Następnie dopytywał o nowy, uciążliwy dla mieszkańców problem „białego osadu”.
– Mam jeszcze jedno pytanie i proszę o wyraźną odpowiedź: dlaczego w granicach zakładu i w dużej części miasta osiada biały osad na samochodach i domach? To bardzo uciążliwe i wcześniej tego nie było. Co zamierzacie z tym zrobić? – zapytał burmistrz Hubert Beltejewski.

Na koniec postawił sprawę stanowczo, zapowiadając konsekwencje, jeśli szybko nie będzie efektów.
– Wiem, że instalacje są montowane i zaczynają pracować, widzę częściową poprawę, ale jeśli jej nie będzie, podejmę dalsze kroki, by zakończyć tę sytuację. Czekamy na efekty, ale w nieskończoność czekać nie będziemy. Publicznie oświadczam: nie dopuścimy, by takie rzeczy działy się w Ostrowi – podkreślił burmistrz Hubert Beltejewski.

Dyrektor generalny Arderichin, przedstawił harmonogram wywozu nadmiaru osadu i wskazał docelowe parametry magazynu.
– Wywiezienie nadmiaru osadu zajmie około dwóch miesięcy. Codziennie schodzi od nas mniej więcej 80 m³. Łączna pojemność zbiornika to 9000 m³, a chcemy zejść do około 3500 m³. Szacujemy, że potrzebujemy na to mniej więcej dwóch miesięcy – powiedział dyrektor Wiktor Arderichin.

Dodał, że „lepki, biały” osad był skutkiem usterki na proszkowni białka serwatkowego.
– To była awaria systemu filtrów na proszkowni; została usunięta 10 dni temu – dodał dyrektor Wiktor Arderichin.

Burmistrz Hubert Betlejewski doprecyzował, czy deklaracje dyrekcji obejmują także „biały osad” widoczny w mieście.
– Czyli publicznie mówi pan, że osadu w mieście już nie będzie, tak? – zapytał burmistrz Hubert Betlejewski.

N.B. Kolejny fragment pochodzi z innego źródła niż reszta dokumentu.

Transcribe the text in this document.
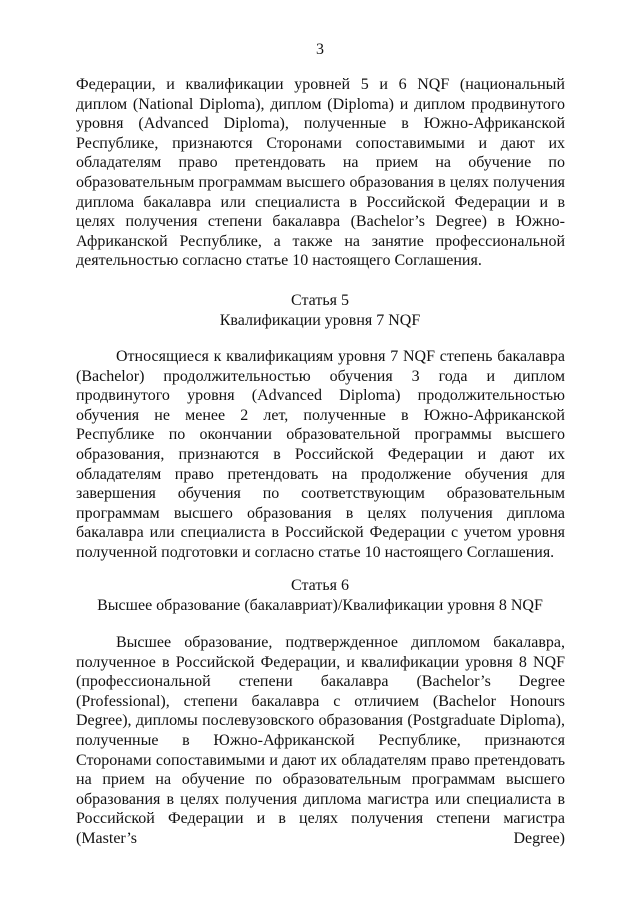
3
Федерации, и квалификации уровней 5 и 6 NQF (национальный диплом (National Diploma), диплом (Diploma) и диплом продвинутого уровня (Advanced Diploma), полученные в Южно-Африканской Республике, признаются Сторонами сопоставимыми и дают их обладателям право претендовать на прием на обучение по образовательным программам высшего образования в целях получения диплома бакалавра или специалиста в Российской Федерации и в целях получения степени бакалавра (Bachelor’s Degree) в Южно-Африканской Республике, а также на занятие профессиональной деятельностью согласно статье 10 настоящего Соглашения.
Статья 5
Квалификации уровня 7 NQF
Относящиеся к квалификациям уровня 7 NQF степень бакалавра (Bachelor) продолжительностью обучения 3 года и диплом продвинутого уровня (Advanced Diploma) продолжительностью обучения не менее 2 лет, полученные в Южно-Африканской Республике по окончании образовательной программы высшего образования, признаются в Российской Федерации и дают их обладателям право претендовать на продолжение обучения для завершения обучения по соответствующим образовательным программам высшего образования в целях получения диплома бакалавра или специалиста в Российской Федерации с учетом уровня полученной подготовки и согласно статье 10 настоящего Соглашения.
Статья 6
Высшее образование (бакалавриат)/Квалификации уровня 8 NQF
Высшее образование, подтвержденное дипломом бакалавра, полученное в Российской Федерации, и квалификации уровня 8 NQF (профессиональной степени бакалавра (Bachelor’s Degree (Professional), степени бакалавра с отличием (Bachelor Honours Degree), дипломы послевузовского образования (Postgraduate Diploma), полученные в Южно-Африканской Республике, признаются Сторонами сопоставимыми и дают их обладателям право претендовать на прием на обучение по образовательным программам высшего образования в целях получения диплома магистра или специалиста в Российской Федерации и в целях получения степени магистра (Master’s Degree)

Dyrektor wyjaśnił, że chodzi o efekt konkretnej awarii.
– To znaczy: jeśli mowa o białym osadzie, to awaria, która go powodowała, została usunięta 10 dni temu – odpowiedział dyrektor generalny Mleczarni Ostrowia Wiktor Arderichin.

Radny Łukasz Chojnowski.

Radny Łukasz Chojnowski zakwestionował zapewnienia dyrektora i wskazał, że „biały osad” pojawia się już od maja.
– Jest pan dyrektorem od kilku dobrych lat. Trudno uwierzyć w te zapewnienia, choć czekamy z niecierpliwością. Przed chwilą powiedział pan, że osad to wynik awarii, a ten osad jest od maja — czy przez cztery miesiące nie usunęliście awarii? Mieszkańcy z działek blisko zakładu zgłaszają, że owoców, np. malin, nie da się jeść; osad przenika w owoce i piecze w gardło — sam to sprawdziłem – powiedział radny Łukasz Chojnowski.

Radny poprosił o jasne wyjaśnienie sprawy i podkreślił, że oczekuje realnych efektów, nie deklaracji.
– To nie jest jednorazowe „10 dni” i jakaś drobna usterka. Proszę się do tego odnieść, bo to przestaje być śmieszne. My, jako radni, nie unikamy spotkań z państwem, ale nie musimy przychodzić do mleczarni, żeby czuć ten smród — czuć go w całym mieście. Mówiliście parę lat temu, że będzie dobrze; oczekujemy efektów i chętnie przyjdziemy zobaczyć zakład po renowacjach, ale trzeba wreszcie wyjaśnić sprawę tego osadu – dodał radny Łukasz Chojnowski.

Dyrektor Arderichin, odpowiedział na zarzuty i doprecyzował, co z awarią oraz skąd bierze się fetor.
– Awaria została usunięta 10 dni temu. Sam proces – diagnoza, zamówienie części do mechanizmu rozpyłowego, zatrzymanie i naprawa – trwał zbyt długo; tu zawinił nasz dział utrzymania ruchu oraz dostawcy i się z tym zgadzam. Zwrócę też uwagę, że od 2021 r. do tego roku problem fetoru był wyraźnie mniejszy niż teraz – powiedział dyrektor Wiktor Arderichin.

Następnie opisał technologię oczyszczania i wpływ nadmiaru osadu na zapach.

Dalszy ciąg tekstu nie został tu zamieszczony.